Возражать было нечего. Савинков благодушно кивнул, на досуге закуривая спрятанную за пазухой сигару. Дымок и минёров на мысль навёл:

   — Мы тоже заранее под камушком огонёк зажжём.

   — Коротковат бикфорд, да отбегать по кустам — запнуться можно.

   — Как пить дать! Загодя надо пламешочек... Вдруг пофартит с поездом?

Значит, и они под паровоз метят?

Огонёк был такой малый, да по дневному времени сухой и бесцветный, что и вблизи не видать. Тем более с паровоза. Один из минёров, замерив шагами бикфорд, сторожить остался, другой у крайней, ещё доступной с берега сваи пристроился. Он-то, приложившись ухом к рельсу, и подал голос:

   — Гудёт!

Савинков с оставшимся минёром уже подожгли бикфорд... но паровоз вылетел из-за поворота с целым хвостом пассажирских вагонов!

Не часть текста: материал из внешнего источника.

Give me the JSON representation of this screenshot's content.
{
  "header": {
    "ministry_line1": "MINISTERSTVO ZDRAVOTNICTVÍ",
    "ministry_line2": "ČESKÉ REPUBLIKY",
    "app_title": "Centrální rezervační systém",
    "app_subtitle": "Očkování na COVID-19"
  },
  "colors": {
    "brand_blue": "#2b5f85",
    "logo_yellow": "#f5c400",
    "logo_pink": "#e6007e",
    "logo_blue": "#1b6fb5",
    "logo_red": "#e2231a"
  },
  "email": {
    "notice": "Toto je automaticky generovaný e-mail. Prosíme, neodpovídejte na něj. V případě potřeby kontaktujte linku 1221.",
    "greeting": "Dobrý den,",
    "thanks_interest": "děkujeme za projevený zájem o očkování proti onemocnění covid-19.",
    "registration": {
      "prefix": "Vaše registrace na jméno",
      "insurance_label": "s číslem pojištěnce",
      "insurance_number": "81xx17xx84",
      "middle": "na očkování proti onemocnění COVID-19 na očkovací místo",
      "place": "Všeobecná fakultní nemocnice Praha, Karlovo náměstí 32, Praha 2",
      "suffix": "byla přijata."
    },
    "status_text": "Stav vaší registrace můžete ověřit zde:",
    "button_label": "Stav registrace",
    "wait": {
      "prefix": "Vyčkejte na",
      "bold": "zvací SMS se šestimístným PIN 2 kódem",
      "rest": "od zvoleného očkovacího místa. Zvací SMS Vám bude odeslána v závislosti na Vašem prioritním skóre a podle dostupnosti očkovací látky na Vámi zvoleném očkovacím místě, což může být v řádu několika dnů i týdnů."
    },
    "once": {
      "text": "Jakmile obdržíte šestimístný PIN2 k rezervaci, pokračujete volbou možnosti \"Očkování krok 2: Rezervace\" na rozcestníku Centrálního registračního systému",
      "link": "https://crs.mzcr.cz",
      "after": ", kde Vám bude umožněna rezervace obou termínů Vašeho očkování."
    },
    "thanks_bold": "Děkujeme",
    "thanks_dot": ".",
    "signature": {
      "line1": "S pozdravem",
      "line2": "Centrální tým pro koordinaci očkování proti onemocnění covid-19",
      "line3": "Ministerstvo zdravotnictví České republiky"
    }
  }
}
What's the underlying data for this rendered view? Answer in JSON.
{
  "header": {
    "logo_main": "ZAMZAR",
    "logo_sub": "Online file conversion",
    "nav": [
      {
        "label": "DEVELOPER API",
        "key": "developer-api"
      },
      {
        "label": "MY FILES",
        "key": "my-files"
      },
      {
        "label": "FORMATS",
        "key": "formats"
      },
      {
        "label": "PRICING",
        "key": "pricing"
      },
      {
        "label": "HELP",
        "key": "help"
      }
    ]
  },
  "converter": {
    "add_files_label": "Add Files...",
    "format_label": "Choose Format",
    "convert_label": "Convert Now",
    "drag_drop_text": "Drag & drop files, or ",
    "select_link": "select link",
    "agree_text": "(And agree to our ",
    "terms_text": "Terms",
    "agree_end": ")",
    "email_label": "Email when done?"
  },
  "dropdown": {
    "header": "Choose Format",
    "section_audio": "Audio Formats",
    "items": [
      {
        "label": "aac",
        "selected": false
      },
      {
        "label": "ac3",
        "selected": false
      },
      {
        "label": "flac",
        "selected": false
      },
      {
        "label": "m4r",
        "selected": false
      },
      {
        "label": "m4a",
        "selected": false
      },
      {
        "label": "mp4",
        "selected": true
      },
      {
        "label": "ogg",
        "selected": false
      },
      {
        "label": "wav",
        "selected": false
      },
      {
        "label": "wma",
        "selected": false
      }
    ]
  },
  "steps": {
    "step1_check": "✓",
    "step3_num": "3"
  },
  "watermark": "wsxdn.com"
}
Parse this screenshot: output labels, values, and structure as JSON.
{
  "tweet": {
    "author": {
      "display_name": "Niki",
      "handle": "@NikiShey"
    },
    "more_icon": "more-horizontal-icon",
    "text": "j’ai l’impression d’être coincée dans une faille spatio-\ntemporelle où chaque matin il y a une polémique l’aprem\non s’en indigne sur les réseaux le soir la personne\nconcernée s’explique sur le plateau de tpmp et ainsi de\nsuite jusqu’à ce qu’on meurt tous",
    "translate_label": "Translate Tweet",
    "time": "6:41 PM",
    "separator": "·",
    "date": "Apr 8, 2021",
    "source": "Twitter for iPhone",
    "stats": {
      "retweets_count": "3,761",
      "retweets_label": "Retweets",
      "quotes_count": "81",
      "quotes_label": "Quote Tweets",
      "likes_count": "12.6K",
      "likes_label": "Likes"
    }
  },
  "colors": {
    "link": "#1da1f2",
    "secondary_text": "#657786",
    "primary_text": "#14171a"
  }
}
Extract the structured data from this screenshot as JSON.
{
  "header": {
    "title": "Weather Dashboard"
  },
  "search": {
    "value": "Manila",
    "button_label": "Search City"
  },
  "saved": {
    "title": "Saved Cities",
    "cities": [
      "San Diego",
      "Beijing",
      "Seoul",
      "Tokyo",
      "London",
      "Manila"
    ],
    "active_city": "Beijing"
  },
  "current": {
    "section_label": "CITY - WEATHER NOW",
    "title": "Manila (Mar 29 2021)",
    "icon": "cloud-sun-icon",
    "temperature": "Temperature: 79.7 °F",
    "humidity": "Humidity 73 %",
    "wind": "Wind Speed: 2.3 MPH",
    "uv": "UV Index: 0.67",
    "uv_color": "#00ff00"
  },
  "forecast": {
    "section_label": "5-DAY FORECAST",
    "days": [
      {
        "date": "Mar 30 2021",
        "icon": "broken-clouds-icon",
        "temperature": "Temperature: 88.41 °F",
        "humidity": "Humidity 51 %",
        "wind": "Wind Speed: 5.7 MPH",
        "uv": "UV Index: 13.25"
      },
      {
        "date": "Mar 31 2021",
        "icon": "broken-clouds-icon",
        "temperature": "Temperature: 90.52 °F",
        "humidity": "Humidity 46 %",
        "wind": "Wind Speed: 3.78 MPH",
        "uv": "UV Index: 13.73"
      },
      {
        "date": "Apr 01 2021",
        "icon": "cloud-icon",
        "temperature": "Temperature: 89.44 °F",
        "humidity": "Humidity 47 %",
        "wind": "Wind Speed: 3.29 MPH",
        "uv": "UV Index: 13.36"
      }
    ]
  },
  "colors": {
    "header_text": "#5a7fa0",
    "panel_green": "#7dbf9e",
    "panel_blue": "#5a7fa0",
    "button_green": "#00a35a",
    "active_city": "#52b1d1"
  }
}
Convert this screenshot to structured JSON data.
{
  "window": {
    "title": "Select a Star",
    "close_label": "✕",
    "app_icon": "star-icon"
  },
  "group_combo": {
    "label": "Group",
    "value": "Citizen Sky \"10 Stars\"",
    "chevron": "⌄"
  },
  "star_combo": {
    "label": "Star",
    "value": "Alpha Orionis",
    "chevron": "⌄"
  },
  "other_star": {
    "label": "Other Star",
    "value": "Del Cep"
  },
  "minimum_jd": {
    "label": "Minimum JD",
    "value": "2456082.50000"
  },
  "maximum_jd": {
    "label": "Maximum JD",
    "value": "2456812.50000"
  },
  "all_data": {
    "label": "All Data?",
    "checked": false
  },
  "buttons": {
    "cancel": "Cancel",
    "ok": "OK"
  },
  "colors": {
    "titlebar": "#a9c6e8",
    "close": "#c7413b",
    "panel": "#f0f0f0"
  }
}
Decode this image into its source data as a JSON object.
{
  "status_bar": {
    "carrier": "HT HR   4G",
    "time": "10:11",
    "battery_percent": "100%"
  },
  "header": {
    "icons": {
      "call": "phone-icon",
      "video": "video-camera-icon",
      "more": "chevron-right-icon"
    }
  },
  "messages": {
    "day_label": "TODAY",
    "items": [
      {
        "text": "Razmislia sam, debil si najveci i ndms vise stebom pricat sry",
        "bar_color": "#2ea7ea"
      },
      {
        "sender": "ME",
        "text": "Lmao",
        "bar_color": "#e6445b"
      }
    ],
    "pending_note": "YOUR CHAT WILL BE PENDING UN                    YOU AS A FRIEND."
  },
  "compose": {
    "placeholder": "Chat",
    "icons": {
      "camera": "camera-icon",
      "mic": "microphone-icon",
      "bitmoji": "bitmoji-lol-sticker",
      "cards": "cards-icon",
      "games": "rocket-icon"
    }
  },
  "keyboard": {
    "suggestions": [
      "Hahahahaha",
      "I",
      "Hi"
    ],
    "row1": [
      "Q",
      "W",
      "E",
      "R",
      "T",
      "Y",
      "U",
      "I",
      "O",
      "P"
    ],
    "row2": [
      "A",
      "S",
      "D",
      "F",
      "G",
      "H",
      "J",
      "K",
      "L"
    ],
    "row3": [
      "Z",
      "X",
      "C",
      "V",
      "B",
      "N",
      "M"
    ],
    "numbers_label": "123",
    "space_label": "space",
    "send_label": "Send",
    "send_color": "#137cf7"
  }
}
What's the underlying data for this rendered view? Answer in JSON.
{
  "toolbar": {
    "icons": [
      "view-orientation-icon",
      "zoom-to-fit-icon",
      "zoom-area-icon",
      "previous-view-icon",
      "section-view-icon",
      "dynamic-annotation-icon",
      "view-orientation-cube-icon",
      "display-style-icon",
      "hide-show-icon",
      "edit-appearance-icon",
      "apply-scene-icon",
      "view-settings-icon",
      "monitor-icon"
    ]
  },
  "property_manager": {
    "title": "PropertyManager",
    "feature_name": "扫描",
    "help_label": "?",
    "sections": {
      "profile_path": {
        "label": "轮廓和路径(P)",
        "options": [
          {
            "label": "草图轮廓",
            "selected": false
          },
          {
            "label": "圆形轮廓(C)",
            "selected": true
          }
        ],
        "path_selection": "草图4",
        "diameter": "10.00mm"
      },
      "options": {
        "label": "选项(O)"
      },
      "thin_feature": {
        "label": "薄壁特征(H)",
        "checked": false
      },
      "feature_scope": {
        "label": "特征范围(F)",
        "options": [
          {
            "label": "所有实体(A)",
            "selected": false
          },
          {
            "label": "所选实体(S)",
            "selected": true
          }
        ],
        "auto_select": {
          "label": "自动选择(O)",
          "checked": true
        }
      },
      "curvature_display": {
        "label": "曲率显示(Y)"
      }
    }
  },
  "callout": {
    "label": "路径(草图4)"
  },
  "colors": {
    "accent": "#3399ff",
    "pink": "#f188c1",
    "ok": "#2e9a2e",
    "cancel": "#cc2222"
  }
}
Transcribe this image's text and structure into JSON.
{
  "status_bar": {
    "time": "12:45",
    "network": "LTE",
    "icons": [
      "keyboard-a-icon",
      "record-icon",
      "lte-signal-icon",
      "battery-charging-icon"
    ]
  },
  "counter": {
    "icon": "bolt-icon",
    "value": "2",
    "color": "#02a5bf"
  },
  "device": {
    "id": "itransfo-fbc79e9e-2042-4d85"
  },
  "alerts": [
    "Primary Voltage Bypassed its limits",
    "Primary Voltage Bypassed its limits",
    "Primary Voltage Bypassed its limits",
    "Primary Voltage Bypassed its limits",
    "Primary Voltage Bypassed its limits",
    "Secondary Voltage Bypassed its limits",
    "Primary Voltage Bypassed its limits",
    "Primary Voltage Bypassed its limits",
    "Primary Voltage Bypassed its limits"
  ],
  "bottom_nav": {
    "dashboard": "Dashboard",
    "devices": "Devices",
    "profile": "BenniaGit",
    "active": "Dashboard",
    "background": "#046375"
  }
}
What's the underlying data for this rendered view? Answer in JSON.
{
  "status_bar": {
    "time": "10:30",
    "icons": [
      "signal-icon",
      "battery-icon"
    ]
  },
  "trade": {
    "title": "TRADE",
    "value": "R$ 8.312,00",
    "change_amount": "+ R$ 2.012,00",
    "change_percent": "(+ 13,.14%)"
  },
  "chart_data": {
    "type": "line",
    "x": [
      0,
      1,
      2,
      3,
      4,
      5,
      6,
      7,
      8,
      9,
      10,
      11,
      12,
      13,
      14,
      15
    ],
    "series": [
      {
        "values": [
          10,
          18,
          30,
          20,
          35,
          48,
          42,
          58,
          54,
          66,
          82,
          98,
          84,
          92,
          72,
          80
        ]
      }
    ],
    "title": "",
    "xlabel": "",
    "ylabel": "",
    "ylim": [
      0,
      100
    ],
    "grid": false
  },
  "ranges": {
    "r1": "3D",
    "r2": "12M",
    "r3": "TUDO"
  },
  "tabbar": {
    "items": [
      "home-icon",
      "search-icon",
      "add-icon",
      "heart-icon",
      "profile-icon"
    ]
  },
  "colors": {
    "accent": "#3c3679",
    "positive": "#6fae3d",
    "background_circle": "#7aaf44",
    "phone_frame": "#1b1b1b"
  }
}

По военному времени едва ли там были обычные пассажиры. Но минёр решительно наступил сапогом на провод, шепча:

   — Люди же, люди!..

Что было делать? Минуты ведь исходили, секунды! Кстати ли, некстати ли — вдруг всплыло лицо Вани Каляева, его нервный шепоток: «Боря, нет, ты скажи: можно убивать безвинных?!» Савинков, уже готовый отшвырнуть глупый сапог, не сделал этого!..

Паровоз с десятком вагонов прогремел колёсами, раскрытыми окнами, отбившими все уши революционными песнопеньями:

Сме-ло мы в бой пойдё-ём За вла-асть Совето-ов!..

Торчали в провалах окон такие ярые матросские физиономии, что Савинков сказанул своё любимое:

   — Ах, чёрт дери!..

Скатившийся с насыпи минёр, зверски глянув на своих двоих ротозеев, сам уже с близкого расстояния, хоть и с запозданием, снова запалил бикфорд. Но когда-то огонь подползёт к детонатору? Даже и на двух последних метрах?!

   — Каляев, помнится, мне сказал: «Жалко безвинных, но карателей...»

   — Каляев? Какой Каляев?! Иванов — его фамиль!..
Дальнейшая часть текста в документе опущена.